Let $f$ and $g$ be arithmetic functions.


Then:

$(1): \quad \displaystyle f \left({n}\right) = \sum_{d \mathop \backslash n} g \left({d}\right)$

if and only if:

$(2): \quad \displaystyle g \left({n}\right) = \sum_{d \mathop \backslash n} f \left({d}\right) \mu \left({\frac n d}\right)$

where:

$d \mathrel \backslash n$ denotes that $d$ is a divisor of $n$
$\mu$ is the Möbius function.


Proof

Let $u$ be the unit arithmetic function and $\iota$ the identity arithmetic function.

Let $*$ denote Dirichlet convolution.

Then equation $(1)$ states that $f = g * u$ and $(2)$ states that $g = f * \mu$.
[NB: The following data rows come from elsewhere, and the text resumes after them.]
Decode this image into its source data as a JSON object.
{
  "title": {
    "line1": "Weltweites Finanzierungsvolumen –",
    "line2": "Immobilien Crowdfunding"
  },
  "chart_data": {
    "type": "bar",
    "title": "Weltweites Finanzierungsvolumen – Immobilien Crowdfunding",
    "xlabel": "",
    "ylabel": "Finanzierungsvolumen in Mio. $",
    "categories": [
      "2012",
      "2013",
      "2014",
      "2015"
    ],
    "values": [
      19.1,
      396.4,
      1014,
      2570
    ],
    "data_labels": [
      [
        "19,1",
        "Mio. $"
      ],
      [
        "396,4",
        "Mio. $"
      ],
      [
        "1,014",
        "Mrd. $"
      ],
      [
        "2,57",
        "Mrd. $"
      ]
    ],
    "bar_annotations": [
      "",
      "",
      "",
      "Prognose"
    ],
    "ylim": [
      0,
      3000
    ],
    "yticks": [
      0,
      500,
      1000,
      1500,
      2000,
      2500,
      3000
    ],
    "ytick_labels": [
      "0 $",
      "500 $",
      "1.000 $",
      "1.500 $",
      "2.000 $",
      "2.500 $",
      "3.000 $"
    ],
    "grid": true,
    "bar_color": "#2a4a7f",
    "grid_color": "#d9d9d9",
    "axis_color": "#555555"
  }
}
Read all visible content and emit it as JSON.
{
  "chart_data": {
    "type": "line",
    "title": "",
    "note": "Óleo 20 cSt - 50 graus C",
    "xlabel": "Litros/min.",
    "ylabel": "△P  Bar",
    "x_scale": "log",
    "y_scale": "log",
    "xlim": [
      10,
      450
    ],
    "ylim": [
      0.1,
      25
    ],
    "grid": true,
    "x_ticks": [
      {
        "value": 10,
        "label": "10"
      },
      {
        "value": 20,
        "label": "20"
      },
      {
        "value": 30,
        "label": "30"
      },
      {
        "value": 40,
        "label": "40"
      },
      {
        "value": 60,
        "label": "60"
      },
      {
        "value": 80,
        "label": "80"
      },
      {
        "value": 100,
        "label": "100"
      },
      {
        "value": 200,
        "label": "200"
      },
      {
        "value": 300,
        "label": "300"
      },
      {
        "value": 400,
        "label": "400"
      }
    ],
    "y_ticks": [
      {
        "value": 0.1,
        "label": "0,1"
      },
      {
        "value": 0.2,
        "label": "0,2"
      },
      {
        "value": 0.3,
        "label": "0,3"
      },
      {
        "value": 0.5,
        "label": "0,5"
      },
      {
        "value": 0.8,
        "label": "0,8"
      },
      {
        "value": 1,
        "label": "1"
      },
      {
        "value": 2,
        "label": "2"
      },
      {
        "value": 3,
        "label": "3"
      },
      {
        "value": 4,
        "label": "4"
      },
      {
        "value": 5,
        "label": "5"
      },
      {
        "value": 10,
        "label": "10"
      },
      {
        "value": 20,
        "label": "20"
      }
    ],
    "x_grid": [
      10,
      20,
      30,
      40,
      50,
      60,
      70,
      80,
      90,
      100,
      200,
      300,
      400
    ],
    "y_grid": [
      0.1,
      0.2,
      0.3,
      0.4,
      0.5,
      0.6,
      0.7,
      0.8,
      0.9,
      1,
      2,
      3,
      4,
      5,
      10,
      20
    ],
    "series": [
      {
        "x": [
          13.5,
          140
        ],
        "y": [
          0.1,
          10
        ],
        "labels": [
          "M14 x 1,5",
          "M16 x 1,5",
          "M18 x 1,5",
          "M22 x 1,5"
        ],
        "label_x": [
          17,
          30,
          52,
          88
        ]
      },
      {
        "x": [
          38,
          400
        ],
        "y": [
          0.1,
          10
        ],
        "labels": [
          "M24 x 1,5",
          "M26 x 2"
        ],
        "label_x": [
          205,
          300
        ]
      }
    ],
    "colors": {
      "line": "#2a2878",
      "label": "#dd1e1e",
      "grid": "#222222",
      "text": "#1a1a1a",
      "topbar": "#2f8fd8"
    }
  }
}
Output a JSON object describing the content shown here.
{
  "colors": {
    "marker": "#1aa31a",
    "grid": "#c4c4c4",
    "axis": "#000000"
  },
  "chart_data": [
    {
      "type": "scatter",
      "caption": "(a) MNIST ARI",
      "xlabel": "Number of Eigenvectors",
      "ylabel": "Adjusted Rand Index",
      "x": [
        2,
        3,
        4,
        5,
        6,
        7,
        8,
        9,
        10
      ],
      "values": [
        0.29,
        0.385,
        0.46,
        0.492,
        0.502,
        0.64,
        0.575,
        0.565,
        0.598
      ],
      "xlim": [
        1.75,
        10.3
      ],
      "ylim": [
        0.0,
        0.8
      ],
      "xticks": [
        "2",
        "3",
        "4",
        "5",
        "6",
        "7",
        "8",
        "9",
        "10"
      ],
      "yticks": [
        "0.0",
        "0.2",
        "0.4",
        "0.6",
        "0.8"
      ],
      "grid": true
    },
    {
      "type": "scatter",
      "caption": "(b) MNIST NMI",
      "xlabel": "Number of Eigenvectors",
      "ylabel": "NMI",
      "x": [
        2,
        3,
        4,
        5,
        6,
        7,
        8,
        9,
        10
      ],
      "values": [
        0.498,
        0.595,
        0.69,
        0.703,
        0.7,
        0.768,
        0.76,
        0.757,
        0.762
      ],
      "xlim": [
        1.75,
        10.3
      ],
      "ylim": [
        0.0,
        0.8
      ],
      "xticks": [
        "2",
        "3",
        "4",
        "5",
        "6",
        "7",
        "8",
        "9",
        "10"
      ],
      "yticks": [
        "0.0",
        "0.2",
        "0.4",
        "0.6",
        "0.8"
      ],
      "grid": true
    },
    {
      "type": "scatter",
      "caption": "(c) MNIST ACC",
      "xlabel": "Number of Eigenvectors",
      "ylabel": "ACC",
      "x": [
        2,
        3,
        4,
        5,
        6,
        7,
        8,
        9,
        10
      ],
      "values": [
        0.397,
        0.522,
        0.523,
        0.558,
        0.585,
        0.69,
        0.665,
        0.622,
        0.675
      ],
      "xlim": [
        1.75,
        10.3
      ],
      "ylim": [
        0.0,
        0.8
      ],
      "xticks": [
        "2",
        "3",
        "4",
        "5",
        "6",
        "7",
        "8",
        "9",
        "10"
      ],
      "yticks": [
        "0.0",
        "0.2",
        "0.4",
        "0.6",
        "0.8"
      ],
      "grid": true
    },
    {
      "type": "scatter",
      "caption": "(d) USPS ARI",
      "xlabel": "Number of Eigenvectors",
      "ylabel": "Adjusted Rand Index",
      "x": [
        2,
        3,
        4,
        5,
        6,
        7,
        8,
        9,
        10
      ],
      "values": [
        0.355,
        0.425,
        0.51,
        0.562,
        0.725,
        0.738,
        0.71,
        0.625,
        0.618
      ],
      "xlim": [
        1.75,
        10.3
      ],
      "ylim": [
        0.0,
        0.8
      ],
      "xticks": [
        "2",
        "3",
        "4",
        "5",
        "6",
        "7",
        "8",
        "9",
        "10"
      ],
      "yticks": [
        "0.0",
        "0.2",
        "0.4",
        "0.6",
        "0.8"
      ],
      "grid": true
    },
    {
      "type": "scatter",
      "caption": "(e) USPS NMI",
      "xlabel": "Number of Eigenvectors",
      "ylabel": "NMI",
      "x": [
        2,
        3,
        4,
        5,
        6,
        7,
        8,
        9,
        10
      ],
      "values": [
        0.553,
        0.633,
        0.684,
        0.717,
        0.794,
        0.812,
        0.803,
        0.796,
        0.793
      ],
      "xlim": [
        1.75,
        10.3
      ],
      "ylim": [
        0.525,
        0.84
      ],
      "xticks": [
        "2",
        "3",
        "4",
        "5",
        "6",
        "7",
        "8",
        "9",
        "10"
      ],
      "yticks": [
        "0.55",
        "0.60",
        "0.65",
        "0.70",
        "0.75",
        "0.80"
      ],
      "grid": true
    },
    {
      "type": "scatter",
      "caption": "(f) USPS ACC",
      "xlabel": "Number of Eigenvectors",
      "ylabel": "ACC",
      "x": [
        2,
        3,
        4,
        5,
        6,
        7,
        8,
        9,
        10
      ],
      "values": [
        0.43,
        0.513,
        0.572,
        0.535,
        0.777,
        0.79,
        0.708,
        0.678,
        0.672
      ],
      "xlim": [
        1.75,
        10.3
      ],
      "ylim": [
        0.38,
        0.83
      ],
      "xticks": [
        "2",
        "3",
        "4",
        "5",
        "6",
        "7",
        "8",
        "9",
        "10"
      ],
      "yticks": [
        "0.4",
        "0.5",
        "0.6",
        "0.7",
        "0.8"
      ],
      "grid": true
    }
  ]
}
The proof rests on the following facts:

By the lemma to Sum of Möbius Function over Divisors:

$\mu * u = \iota$

By Properties of Dirichlet Convolution, Dirichlet convolution is commutative, associative and $h * \iota = h$ for all $h$.


We have:

\(\displaystyle f = g * u\) \(\implies\) \(\displaystyle f * \mu = \left({g * u}\right) * \mu\)                    
\(\displaystyle \) \(\implies\) \(\displaystyle f * \mu = g * \left({u * \mu}\right)\)                    
\(\displaystyle \) \(\implies\) \(\displaystyle f * \mu = g\)                    


Conversely:

\(\displaystyle g = f * \mu\) \(\implies\) \(\displaystyle g * u = \left({f * \mu}\right) * u\)                    
\(\displaystyle \) \(\implies\) \(\displaystyle g * u = f * \left({\mu * u}\right)\)                    
\(\displaystyle \) \(\implies\) \(\displaystyle g * u = f\)                    

Hence the result.

$\blacksquare$


Source of Name

This entry was named for August Ferdinand Möbius.